缶ジュースには猫の爪の様な形のものが必ずついていて、それでプシュッと開けて飲むのでしたが、うまく飲めない場合は反対側にもプシュッと空けて、空気の循環でたやすく飲めるようにしました。

中学時代は、女子は家庭科、男子は技術と別々の教室に分かれて勉強。駅の改札口では切符にパンチを入れてもらって通過していました。パンチで指を切られる人もいなかったけど、だからと言って通勤客が滞ることも無く、改札のおじさんはまるでパンチ職人のようでした。

1ドルは360円。ちなみに電電公社は神社ではないですよ。中学生向けの雑誌には文通欄が有って、住所も名前も駄々漏れであっけらかんと載っていました。

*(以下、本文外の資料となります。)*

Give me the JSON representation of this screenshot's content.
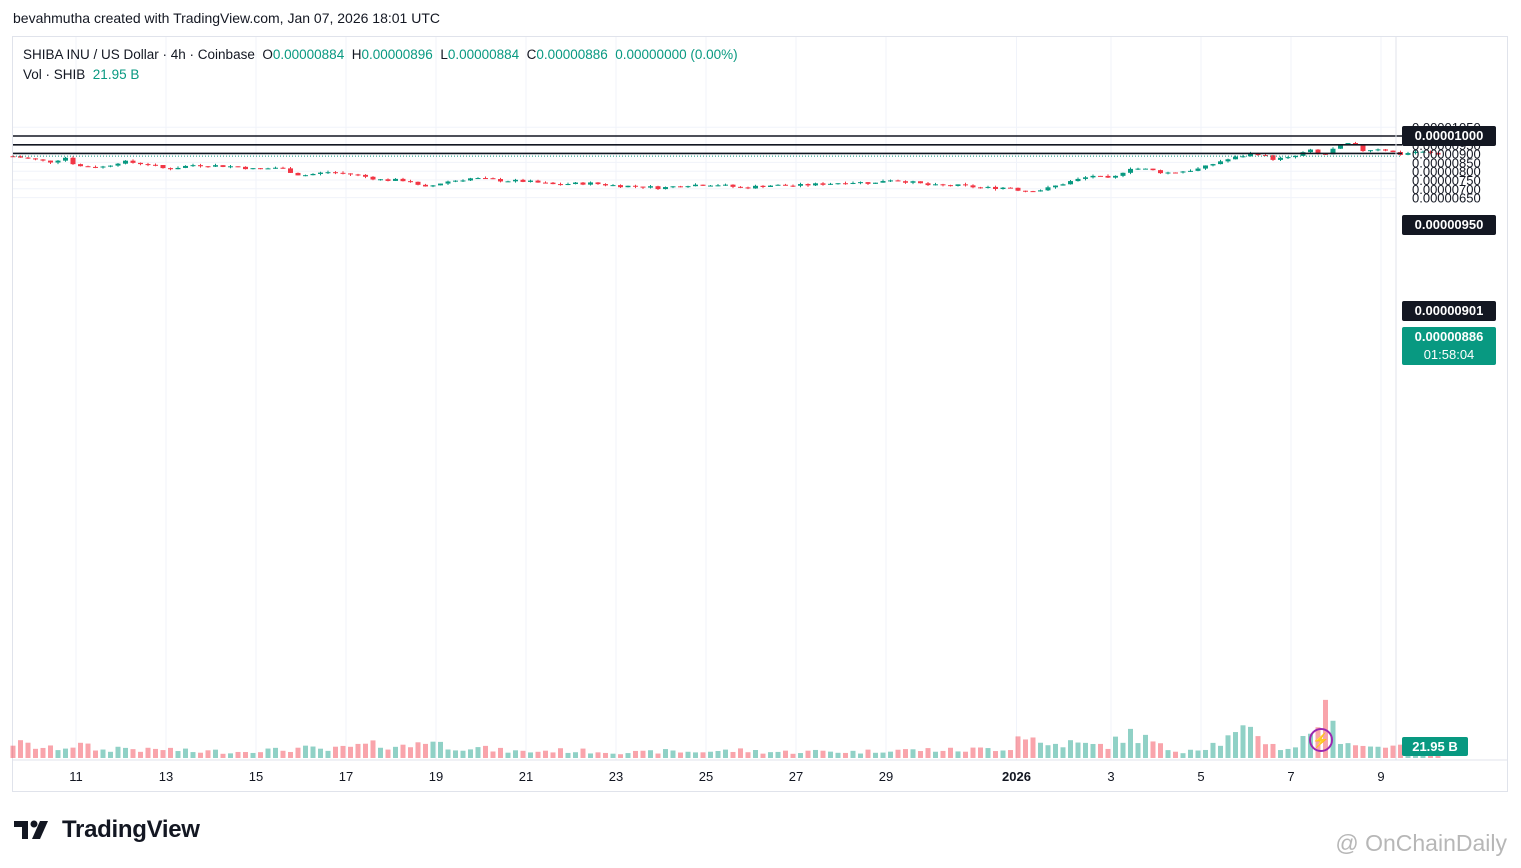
{
  "attribution": "bevahmutha created with TradingView.com, Jan 07, 2026 18:01 UTC",
  "legend": {
    "symbol": "SHIBA INU / US Dollar · 4h · Coinbase",
    "open_label": "O",
    "open": "0.00000884",
    "high_label": "H",
    "high": "0.00000896",
    "low_label": "L",
    "low": "0.00000884",
    "close_label": "C",
    "close": "0.00000886",
    "change": "0.00000000 (0.00%)",
    "vol_label": "Vol · SHIB",
    "vol_value": "21.95 B"
  },
  "price_scale": {
    "current_price": "0.00000886",
    "countdown": "01:58:04",
    "volume_badge": "21.95 B"
  },
  "brand": "TradingView",
  "watermark": "@ OnChainDaily",
  "colors": {
    "up": "#089981",
    "down": "#f23645",
    "level_line": "#131722"
  },
  "chart_data": {
    "type": "candlestick",
    "symbol": "SHIB/USD",
    "interval": "4h",
    "y_ticks": [
      1.05e-05,
      1e-05,
      9.5e-06,
      9e-06,
      8.5e-06,
      8e-06,
      7.5e-06,
      7e-06,
      6.5e-06
    ],
    "y_tick_labels": [
      "0.00001050",
      "0.00001000",
      "0.00000950",
      "0.00000900",
      "0.00000850",
      "0.00000800",
      "0.00000750",
      "0.00000700",
      "0.00000650"
    ],
    "x_tick_labels": [
      "11",
      "13",
      "15",
      "17",
      "19",
      "21",
      "23",
      "25",
      "27",
      "29",
      "2026",
      "3",
      "5",
      "7",
      "9"
    ],
    "horizontal_levels": [
      {
        "value": 1e-05,
        "label": "0.00001000"
      },
      {
        "value": 9.5e-06,
        "label": "0.00000950"
      },
      {
        "value": 9.01e-06,
        "label": "0.00000901"
      }
    ],
    "candle_anchors": [
      {
        "day": 9.6,
        "close": 8.85e-06,
        "volume": 2.0
      },
      {
        "day": 10.4,
        "close": 8.52e-06,
        "volume": 1.2
      },
      {
        "day": 10.8,
        "close": 8.8e-06,
        "volume": 1.5
      },
      {
        "day": 11.0,
        "close": 8.28e-06,
        "volume": 1.8
      },
      {
        "day": 11.6,
        "close": 8.25e-06,
        "volume": 1.0
      },
      {
        "day": 12.0,
        "close": 8.55e-06,
        "volume": 1.4
      },
      {
        "day": 12.6,
        "close": 8.4e-06,
        "volume": 1.0
      },
      {
        "day": 13.0,
        "close": 8.12e-06,
        "volume": 1.2
      },
      {
        "day": 13.6,
        "close": 8.35e-06,
        "volume": 0.8
      },
      {
        "day": 14.0,
        "close": 8.33e-06,
        "volume": 0.9
      },
      {
        "day": 14.6,
        "close": 8.25e-06,
        "volume": 0.8
      },
      {
        "day": 15.0,
        "close": 8.1e-06,
        "volume": 1.1
      },
      {
        "day": 15.5,
        "close": 8.22e-06,
        "volume": 1.0
      },
      {
        "day": 16.0,
        "close": 7.75e-06,
        "volume": 1.3
      },
      {
        "day": 16.6,
        "close": 7.95e-06,
        "volume": 1.0
      },
      {
        "day": 17.2,
        "close": 7.8e-06,
        "volume": 1.5
      },
      {
        "day": 17.8,
        "close": 7.5e-06,
        "volume": 1.8
      },
      {
        "day": 18.4,
        "close": 7.48e-06,
        "volume": 1.4
      },
      {
        "day": 18.7,
        "close": 7.02e-06,
        "volume": 2.6
      },
      {
        "day": 19.2,
        "close": 7.4e-06,
        "volume": 1.6
      },
      {
        "day": 19.8,
        "close": 7.6e-06,
        "volume": 1.4
      },
      {
        "day": 20.4,
        "close": 7.48e-06,
        "volume": 1.0
      },
      {
        "day": 21.0,
        "close": 7.42e-06,
        "volume": 0.8
      },
      {
        "day": 21.6,
        "close": 7.25e-06,
        "volume": 1.0
      },
      {
        "day": 22.4,
        "close": 7.32e-06,
        "volume": 0.9
      },
      {
        "day": 23.0,
        "close": 7.18e-06,
        "volume": 0.8
      },
      {
        "day": 23.6,
        "close": 7.12e-06,
        "volume": 0.7
      },
      {
        "day": 24.0,
        "close": 7.05e-06,
        "volume": 0.9
      },
      {
        "day": 24.6,
        "close": 7.22e-06,
        "volume": 0.8
      },
      {
        "day": 25.2,
        "close": 7.25e-06,
        "volume": 0.9
      },
      {
        "day": 25.8,
        "close": 7.05e-06,
        "volume": 1.0
      },
      {
        "day": 26.4,
        "close": 7.2e-06,
        "volume": 0.8
      },
      {
        "day": 27.0,
        "close": 7.18e-06,
        "volume": 0.8
      },
      {
        "day": 27.6,
        "close": 7.28e-06,
        "volume": 0.9
      },
      {
        "day": 28.2,
        "close": 7.38e-06,
        "volume": 0.8
      },
      {
        "day": 28.8,
        "close": 7.32e-06,
        "volume": 0.9
      },
      {
        "day": 29.0,
        "close": 7.55e-06,
        "volume": 1.2
      },
      {
        "day": 29.5,
        "close": 7.4e-06,
        "volume": 1.0
      },
      {
        "day": 30.0,
        "close": 7.18e-06,
        "volume": 1.1
      },
      {
        "day": 30.6,
        "close": 7.18e-06,
        "volume": 1.0
      },
      {
        "day": 31.2,
        "close": 7.05e-06,
        "volume": 1.2
      },
      {
        "day": 31.8,
        "close": 7.08e-06,
        "volume": 1.4
      },
      {
        "day": 32.0,
        "close": 6.88e-06,
        "volume": 3.6
      },
      {
        "day": 32.5,
        "close": 6.95e-06,
        "volume": 1.6
      },
      {
        "day": 33.0,
        "close": 7.35e-06,
        "volume": 2.0
      },
      {
        "day": 33.6,
        "close": 7.75e-06,
        "volume": 1.6
      },
      {
        "day": 34.0,
        "close": 7.52e-06,
        "volume": 1.8
      },
      {
        "day": 34.4,
        "close": 8.2e-06,
        "volume": 3.2
      },
      {
        "day": 34.8,
        "close": 8.1e-06,
        "volume": 2.4
      },
      {
        "day": 35.2,
        "close": 7.9e-06,
        "volume": 1.2
      },
      {
        "day": 35.6,
        "close": 8e-06,
        "volume": 1.0
      },
      {
        "day": 36.0,
        "close": 8.15e-06,
        "volume": 1.4
      },
      {
        "day": 36.4,
        "close": 8.55e-06,
        "volume": 2.0
      },
      {
        "day": 36.8,
        "close": 8.8e-06,
        "volume": 3.0
      },
      {
        "day": 37.2,
        "close": 9.05e-06,
        "volume": 3.6
      },
      {
        "day": 37.6,
        "close": 8.7e-06,
        "volume": 1.6
      },
      {
        "day": 38.0,
        "close": 8.75e-06,
        "volume": 1.2
      },
      {
        "day": 38.4,
        "close": 9.2e-06,
        "volume": 3.0
      },
      {
        "day": 38.7,
        "close": 8.85e-06,
        "volume": 6.5
      },
      {
        "day": 39.0,
        "close": 9.35e-06,
        "volume": 3.2
      },
      {
        "day": 39.3,
        "close": 9.58e-06,
        "volume": 2.2
      },
      {
        "day": 39.6,
        "close": 9.18e-06,
        "volume": 1.6
      },
      {
        "day": 40.0,
        "close": 9.3e-06,
        "volume": 1.4
      },
      {
        "day": 40.4,
        "close": 8.95e-06,
        "volume": 2.4
      },
      {
        "day": 40.8,
        "close": 9.12e-06,
        "volume": 1.2
      },
      {
        "day": 41.2,
        "close": 8.98e-06,
        "volume": 1.0
      },
      {
        "day": 41.4,
        "close": 8.86e-06,
        "volume": 0.8
      }
    ],
    "last_close": 8.86e-06,
    "current_volume": "21.95 B"
  }
}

電話帳も卒業名簿も情報はすべてオープン。卒業名簿などはこれでもかという位に続き柄や就職先まで掲載されていましたっけ。……いいんだか悪いんだか、普通免許をもらうと原付も自動二輪もついてきたコトモアリマシタ。

朽ちた家の脇で鉄サビの浮いた「エバポン」看板。捨て置かれた看板にちょっと昭和の臭いがしましたので、ついでならが廃れた昭和に思いを馳せてみた今回でした。……あっ!字を間違えました。昭和の臭い、ではなく昭和の匂い、でした。